Quel est le but de la DSI ?
Chronique parue dans 01 Informatique du 13 juin 2008 ...
Sur l'intitulé de son stage de fin d'études en Sciences Sociales, Marie avait pu lire " revue d'objectifs et alignement stratégique ". Son oncle Paul, DSI d'une grande banque, n'avait pas été plus explicite, mais l'avait simplement convaincue de l'aider. Marie lui faisait toute confiance, et avait donc démarré son stage en posant cette même et simple question à tous les gens qu'elle croisait : " Quel est votre objectif ?". Lorsqu'elle remit son rapport d'étape à son oncle, il ne fut pas surpris par l'extrême variété des réponses : diminuer les coûts, homogénéiser les technologies, réutiliser des services, mutualiser des infrastructures, garantir des temps de réponse corrects, externaliser tout ce qui peut l'être, rédiger des cahiers des charges de qualité, simplifier le SI, faire passer un maximum de flux par le bus d'échange yz ...
Là, Paul pris son air sournois et, esquissant un sourire complice, appela son Directeur Général :
- Monsieur le Directeur, pouvez-vous nous rappeler le but de la DSI ?
- Paul, cela fait six fois que vous me posez la même question. Il y a qui dans votre bureau cette fois-ci ?! Ecoutez, je vais vous le dire une dernière fois, mais vous devriez enregistrer une cassette !
- Ca n'existe plus dit Paul en appuyant sur la fonction haut-parleur
- Paul, le but de la DSI est double : faire tourner ce qui marche déjà d'une part, et maximiser le nombre de demandes mises en production d'autre part.
- Merci Monsieur le Directeur, puis il raccroche.
- C'est tout ? interrogea Marie
- Aussi simple que cela répondit son oncle, et pourtant nous n'y parvenons pas. Les délais s'allongent, les clients n'ont pas ce qu'ils veulent, et l'informatique coûte de plus en plus cher sans que je puisse dignement justifier de son rapport qualité/prix. Voilà pourquoi tu es là.

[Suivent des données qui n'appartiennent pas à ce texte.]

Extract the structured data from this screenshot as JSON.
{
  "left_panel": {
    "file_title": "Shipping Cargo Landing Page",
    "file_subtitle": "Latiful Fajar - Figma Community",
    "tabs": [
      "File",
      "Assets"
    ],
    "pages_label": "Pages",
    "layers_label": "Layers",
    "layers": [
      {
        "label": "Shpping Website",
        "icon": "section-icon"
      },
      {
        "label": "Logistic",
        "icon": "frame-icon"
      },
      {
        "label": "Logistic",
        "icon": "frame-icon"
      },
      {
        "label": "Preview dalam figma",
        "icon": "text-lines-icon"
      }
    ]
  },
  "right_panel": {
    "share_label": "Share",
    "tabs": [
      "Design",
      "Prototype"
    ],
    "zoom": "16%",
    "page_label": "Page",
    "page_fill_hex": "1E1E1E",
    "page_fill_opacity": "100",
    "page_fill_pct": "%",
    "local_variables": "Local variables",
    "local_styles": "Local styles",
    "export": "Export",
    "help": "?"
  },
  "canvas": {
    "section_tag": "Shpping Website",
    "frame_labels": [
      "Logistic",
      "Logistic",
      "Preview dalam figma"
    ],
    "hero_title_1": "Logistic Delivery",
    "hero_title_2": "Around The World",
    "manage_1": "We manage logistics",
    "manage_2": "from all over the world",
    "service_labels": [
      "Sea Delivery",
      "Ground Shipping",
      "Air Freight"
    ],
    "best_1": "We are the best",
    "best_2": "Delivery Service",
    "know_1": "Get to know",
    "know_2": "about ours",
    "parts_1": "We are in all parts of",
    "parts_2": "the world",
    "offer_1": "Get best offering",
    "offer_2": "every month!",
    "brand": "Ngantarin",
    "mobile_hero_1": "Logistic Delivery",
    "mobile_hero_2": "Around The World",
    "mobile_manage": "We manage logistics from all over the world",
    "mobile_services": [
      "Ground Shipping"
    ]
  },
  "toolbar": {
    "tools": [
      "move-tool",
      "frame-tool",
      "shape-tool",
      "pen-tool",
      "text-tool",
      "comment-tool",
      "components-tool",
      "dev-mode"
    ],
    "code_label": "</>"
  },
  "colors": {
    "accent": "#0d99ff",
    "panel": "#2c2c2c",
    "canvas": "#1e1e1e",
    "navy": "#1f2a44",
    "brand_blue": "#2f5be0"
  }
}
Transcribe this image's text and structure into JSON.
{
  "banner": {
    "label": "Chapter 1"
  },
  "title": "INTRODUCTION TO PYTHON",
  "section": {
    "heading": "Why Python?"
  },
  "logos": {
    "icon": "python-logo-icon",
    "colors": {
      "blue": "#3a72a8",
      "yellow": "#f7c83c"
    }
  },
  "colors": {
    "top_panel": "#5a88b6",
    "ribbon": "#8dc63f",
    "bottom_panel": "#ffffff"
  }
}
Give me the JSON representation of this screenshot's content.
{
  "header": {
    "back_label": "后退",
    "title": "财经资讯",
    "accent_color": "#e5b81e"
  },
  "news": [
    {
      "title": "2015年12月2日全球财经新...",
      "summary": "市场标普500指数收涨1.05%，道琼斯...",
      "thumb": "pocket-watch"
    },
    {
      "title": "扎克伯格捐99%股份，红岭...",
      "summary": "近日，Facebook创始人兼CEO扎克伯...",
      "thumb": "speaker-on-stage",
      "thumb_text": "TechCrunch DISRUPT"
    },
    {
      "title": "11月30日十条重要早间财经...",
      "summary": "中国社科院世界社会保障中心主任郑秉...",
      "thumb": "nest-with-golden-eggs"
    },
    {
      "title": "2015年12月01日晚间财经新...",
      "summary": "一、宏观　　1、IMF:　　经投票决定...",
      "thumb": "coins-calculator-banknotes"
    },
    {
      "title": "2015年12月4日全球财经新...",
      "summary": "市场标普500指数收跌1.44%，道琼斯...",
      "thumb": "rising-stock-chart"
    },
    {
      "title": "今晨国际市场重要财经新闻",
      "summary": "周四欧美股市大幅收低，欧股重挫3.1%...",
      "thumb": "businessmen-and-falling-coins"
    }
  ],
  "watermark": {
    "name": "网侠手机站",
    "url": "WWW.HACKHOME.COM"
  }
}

Pourquoi donc la division d'un but en sous-buts échouait-elle à ce point ? Toute sa scolarité d'ingénieur, il la devait à Descartes et son rationalisme : tout problème pouvait se décomposer en sous-problèmes indépendants, toute cause produit des effets et il existe des causes premières, des lois immuables qui expliquent la réalité ... Cet écosystème humain trop contingent le submerge soudain de nostalgie. Il se remémore l'univers mathématique de sa jeunesse, où tout était plus simple, plus beau, où existait LA solution.
Mais c'est Marie qui donne à Paul une clé de lecture essentielle : " Si chaque département optimise à fond, c'est que le grand horloger, vous mon Oncle, n'est pas assez compétent pour coordonner le tout. Or je ne pense pas que ce soit vrai. Donc la DSI n'est pas une horloge mais au contraire un système de cercles vicieux ou vertueux entrant en résonnance les uns les autres : l'optimum de l'un peut nuire à l'optimum de l'ensemble ".
Là Paul oublia son masque goguenard devant sa nièce. Il enrageait de n'avoir pas compris lui-même tandis que tout s'éclairait dans son esprit : les achats diminuent les coûts unitaires de main d'oeuvre au détriment de la qualité des logiciels produits; les architectes simplifient le SI en créant des guichets normatifs où s'empilent les demandes des projets; les maîtres d'ouvrage tentent de cadrer la création de logiciel en accumulant les demandes métier dans des cahiers des charges qui, sous couvert d'exhaustivité, ne distinguent plus le nécessaire du superflu; les projets tentent de tenir leurs délais, mais accouchent dans la douleur de monstres inmaintenables.
Et tout ceci fait fi du temps ! Or maîtriser le temps est une vertu qui peut légitiment entrainer toutes les autres : les coûts bien sûr mécaniquement, mais aussi la qualité, car on ne pourra pas livrer vite en toute sécurité sans améliorer la maintenabilité du patrimoine. La plus grande difficulté maintenant, ce n'est pas tant de réorganiser la DSI selon ce but unique - on y parviendra par déspécialisation, équipes intégrées ou automatisation des tests - c'est d'expliquer tout ça au Directeur sans avoir l'air trop ridicule...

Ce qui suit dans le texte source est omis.